Antibioticum doordrenkt cement werd ook voor het eerst gebruikt in artroplastiek in Noorwegen, waar aanvankelijk een Noorse artroplastiekregisteronderzoek aantoonde dat het gebruik van een combinatie van een combinatie van antibiotische IV en cement (gecombineerde antibiotische prothese) infusie de snelheid van diepe infecties effectiever verminderde dan beide methoden alleen. Deze bevinding werd de komende 16 jaar bevestigd in een reeks grote studies. Een Finse studie en de Australian Orthopedic Association 2009 kwamen vergelijkbare conclusies te trekken over de rol van antibioticum-doordrenkt cement in eerste en revisie-knieartroplastiek. Er is ook aangetoond dat de biomechanische eigenschappen van botcement niet worden beïnvloed wanneer antibioticapoeder wordt toegevoegd in doses die niet groter zijn dan 2 g per 40 g botcement. Niet alle antibiotica kunnen echter worden toegevoegd aan botcement. Antibiotica die aan botcement kunnen worden toegevoegd, moeten de volgende omstandigheden hebben: veiligheid, thermische stabiliteit, hypoallergeniciteit, goede waterige oplosbaarheid, breed antimicrobieel spectrum en poedermateriaal.

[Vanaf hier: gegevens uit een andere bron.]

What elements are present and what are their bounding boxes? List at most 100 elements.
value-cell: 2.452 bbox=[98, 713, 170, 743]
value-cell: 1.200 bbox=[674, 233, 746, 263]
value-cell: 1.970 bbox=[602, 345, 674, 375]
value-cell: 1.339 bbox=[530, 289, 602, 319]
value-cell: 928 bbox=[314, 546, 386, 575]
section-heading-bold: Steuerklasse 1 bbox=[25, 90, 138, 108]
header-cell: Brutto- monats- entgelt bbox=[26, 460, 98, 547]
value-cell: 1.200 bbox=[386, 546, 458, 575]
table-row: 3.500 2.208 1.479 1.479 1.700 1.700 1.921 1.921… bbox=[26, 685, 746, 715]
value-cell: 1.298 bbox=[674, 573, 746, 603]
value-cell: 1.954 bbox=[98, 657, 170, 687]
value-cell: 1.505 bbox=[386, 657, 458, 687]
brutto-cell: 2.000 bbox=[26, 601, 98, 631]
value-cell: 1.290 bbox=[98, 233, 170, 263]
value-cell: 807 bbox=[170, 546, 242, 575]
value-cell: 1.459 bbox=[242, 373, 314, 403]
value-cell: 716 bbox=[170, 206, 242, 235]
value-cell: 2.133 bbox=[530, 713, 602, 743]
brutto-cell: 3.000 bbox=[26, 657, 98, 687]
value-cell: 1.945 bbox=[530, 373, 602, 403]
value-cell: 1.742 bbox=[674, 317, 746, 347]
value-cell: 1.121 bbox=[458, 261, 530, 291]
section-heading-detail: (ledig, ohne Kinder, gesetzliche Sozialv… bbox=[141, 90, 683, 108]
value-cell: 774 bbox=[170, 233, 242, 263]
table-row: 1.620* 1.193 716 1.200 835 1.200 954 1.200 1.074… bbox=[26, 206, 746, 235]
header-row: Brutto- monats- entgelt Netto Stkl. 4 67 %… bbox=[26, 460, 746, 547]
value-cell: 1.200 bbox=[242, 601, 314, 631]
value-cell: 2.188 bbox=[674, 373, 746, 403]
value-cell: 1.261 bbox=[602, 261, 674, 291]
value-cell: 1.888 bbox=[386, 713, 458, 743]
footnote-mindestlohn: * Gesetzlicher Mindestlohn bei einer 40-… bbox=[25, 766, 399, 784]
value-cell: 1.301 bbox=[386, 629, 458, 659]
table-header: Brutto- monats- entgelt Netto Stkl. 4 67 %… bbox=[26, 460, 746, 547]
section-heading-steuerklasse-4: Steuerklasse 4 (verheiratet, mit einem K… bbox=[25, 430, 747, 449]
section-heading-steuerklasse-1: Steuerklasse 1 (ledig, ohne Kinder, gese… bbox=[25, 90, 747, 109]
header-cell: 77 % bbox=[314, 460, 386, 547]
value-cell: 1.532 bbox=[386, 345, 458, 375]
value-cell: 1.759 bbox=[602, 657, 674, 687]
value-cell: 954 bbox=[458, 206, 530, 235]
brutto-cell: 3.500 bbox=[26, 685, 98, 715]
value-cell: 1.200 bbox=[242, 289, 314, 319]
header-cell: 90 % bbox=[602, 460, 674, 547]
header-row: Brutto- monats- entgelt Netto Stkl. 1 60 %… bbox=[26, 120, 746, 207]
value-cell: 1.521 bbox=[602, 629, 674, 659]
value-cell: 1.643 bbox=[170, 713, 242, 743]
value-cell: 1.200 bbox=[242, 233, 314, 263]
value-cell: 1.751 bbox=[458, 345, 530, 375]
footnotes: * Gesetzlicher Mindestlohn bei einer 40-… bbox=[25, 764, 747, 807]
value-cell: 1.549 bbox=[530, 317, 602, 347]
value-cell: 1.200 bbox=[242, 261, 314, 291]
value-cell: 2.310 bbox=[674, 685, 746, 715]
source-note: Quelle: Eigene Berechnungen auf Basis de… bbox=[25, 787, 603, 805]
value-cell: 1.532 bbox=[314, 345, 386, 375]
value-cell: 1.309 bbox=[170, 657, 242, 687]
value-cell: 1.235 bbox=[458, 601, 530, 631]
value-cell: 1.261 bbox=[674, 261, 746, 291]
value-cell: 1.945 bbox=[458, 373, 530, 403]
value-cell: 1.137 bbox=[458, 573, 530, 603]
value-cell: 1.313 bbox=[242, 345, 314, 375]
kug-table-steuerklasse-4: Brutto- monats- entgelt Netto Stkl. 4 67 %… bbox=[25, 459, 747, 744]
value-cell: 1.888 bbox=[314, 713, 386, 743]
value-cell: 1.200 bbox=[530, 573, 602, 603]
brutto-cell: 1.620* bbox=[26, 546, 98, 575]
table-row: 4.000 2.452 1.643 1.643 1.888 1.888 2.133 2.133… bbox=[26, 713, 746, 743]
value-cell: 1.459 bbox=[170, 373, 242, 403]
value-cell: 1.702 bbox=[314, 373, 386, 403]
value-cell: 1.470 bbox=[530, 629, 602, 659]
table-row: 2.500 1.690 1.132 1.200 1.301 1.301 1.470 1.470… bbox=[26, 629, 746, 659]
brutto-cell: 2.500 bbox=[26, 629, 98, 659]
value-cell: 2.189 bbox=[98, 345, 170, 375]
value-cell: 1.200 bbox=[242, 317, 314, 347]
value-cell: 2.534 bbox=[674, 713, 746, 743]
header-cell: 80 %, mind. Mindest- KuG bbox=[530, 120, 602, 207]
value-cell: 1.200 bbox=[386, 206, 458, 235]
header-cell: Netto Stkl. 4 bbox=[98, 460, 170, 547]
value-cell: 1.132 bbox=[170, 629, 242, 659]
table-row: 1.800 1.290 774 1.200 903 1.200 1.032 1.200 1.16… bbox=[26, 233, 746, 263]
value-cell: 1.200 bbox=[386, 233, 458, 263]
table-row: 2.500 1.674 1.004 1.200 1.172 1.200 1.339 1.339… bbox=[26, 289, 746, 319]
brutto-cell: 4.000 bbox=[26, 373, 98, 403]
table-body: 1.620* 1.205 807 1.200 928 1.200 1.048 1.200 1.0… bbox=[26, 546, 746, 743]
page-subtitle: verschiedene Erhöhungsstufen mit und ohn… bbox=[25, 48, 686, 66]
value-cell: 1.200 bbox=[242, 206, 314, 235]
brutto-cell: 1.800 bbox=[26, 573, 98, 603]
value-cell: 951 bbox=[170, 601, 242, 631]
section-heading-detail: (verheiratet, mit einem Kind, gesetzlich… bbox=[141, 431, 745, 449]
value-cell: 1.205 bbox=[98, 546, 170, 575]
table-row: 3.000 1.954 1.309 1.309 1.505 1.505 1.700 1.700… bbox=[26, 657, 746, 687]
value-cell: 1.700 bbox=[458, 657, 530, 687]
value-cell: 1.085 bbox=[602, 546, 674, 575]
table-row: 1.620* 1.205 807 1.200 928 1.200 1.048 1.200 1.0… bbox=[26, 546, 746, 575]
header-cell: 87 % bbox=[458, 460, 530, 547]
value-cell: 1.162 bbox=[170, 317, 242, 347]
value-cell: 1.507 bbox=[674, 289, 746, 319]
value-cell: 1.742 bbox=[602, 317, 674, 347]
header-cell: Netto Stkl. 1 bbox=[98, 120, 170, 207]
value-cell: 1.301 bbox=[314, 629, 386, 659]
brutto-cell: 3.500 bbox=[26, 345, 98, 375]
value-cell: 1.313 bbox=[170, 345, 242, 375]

Momenteel worden vancomycine en gentamicine vaker gebruikt in de klinische praktijk. Er werd gedacht dat antibiotische injectie in cement het risico op allergische reacties, de opkomst van resistente stammen en aseptische losraken van de prothese zou vergroten, maar tot nu toe is er geen bewijs om deze zorgen te ondersteunen.

Vii. Samenvatting

Het stellen van een snelle en nauwkeurige diagnose door geschiedenis, lichamelijk onderzoek en aanvullende tests is een voorwaarde voor een succesvolle behandeling van gewrichtsinfecties. Uitroeiing van de infectie en herstel van een pijnvrij, goed functionerend kunstmatig gewricht is het basisprincipe bij de behandeling van gewrichtsinfecties. Hoewel antibioticabehandeling van gewrichtsinfectie eenvoudig en goedkoop is, vereist de uitroeiing van gewrichtsinfectie meestal een combinatie van chirurgische methoden. De sleutel tot het kiezen van chirurgische behandeling is om het probleem van prothese -verwijdering te overwegen, wat het kernaspect is van het omgaan met gezamenlijke infecties. Momenteel is de gecombineerde toepassing van antibiotica, debridement en artroplastiek een uitgebreide behandeling geworden voor de meeste complexe gewrichtsinfecties. Het moet echter nog steeds worden verbeterd en geperfectioneerd.